UK weapons exports to Saudi Arabia have been declared unlawful as they have contributed to high levels of civilian deaths and casualties in the bombing of Yemen by Saudi-led coalition forces, Britain’s court of appeal said Thursday.
The ruling was passed down by three senior judges after they accepted the legal challenge from the Campaign Against Arms Trade group, which has accused the government of licensing arms sales when it was clear their sales could breach international law.
According to Campaign Against Arms Trade, around £4.7bn worth of arms exports to Saudi Arabia have been licensed by the government since the Saudi-led intervention began in 2015 with record sales taking place before 2018.

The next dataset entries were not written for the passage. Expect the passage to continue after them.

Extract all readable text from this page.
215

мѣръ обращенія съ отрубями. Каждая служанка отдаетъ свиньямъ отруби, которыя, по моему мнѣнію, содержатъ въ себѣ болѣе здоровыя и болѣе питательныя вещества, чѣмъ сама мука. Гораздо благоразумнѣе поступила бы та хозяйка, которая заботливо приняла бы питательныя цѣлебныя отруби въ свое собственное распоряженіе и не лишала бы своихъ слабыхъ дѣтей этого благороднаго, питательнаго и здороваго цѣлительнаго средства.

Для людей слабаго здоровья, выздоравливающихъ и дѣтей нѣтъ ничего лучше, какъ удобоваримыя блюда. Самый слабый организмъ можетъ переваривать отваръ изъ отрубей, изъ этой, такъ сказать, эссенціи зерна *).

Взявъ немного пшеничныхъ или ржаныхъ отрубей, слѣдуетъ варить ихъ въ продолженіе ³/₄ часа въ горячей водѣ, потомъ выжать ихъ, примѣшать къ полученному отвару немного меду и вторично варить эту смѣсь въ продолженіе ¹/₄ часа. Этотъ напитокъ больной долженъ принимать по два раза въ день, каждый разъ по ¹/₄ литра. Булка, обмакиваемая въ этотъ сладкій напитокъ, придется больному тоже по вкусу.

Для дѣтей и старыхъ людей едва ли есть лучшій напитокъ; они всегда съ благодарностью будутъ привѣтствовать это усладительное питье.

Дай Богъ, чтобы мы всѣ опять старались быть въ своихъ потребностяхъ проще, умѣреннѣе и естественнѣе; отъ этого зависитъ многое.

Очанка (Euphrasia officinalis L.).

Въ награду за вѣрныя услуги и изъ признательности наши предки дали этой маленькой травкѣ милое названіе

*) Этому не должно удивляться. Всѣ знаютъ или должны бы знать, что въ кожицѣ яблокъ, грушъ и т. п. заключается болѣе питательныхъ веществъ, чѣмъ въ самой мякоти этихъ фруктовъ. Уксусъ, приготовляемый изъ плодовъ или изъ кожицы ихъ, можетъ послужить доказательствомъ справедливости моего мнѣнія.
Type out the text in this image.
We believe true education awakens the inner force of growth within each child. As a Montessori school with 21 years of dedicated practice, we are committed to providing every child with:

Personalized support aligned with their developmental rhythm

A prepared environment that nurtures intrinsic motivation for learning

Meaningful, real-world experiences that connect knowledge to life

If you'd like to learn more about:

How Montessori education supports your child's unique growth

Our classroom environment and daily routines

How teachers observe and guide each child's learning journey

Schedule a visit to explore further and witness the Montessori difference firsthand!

The UK’s sale of arms to Saudi Arabia which have been used to kill and maim Yemeni civilians has been declared illegal due to indiscriminate civilian casualties. The mass murder of Yemenis is one of many consequences of the arms sales. https://t.co/oNwm45J0B2
— BMSDemocracy (@BMSDemocracy) June 20, 2019
The UK government “made no concluded assessments of whether the Saudi-led coalition had committed violations of international humanitarian law in the past, during the Yemen conflict, and made no attempt to do so,” the court said.
British weapons exports are signed off by the foreign, defense and international trade ministries and Tory leadership candidates Boris Johnson, former foreign secretary, and Jeremy Hunt, the current foreign secretary, have defended the UK’s arms sales to Saudi Arabia.
British arms exports contributed to civilian deaths in Saudi-led bombing campaign in Yemen
An estimated 8.4 million people are at risk of severe famine and more than 22 million people, 75 percent of Yemen’s population, are in need of humanitarian assistance.
Impoverished Yemen has been wracked by conflict since 2014, when the Houthis overran much of the country, including capital Sanaa.
The conflict escalated in 2015 when Saudi Arabia and its Sunni Arab allies launched a wide-ranging military campaign aimed at rolling back Houthi gains in Yemen and shoring up the country’s Saudi-backed government.
The war has resulted in a collapsed economy and a cholera outbreak that has affected over 1.1 million people.
Riyadh has repeatedly accused the Houthis of acting as a proxy force for Shia Iran, Saudi Arabia’s arch-foe in the region.
Calls have been made to governments across the globe to halt weapon sales to Saudi Arabia, resulting in Germany suspending such sales.
The international criticism against the Gulf kingdom rose especially after the murder of journalist Jamal Khashoggi in October last year.
A damning UN report said Wednesday that the Saudi state was responsible for the Khashoggi murder and called for further investigation into the incident.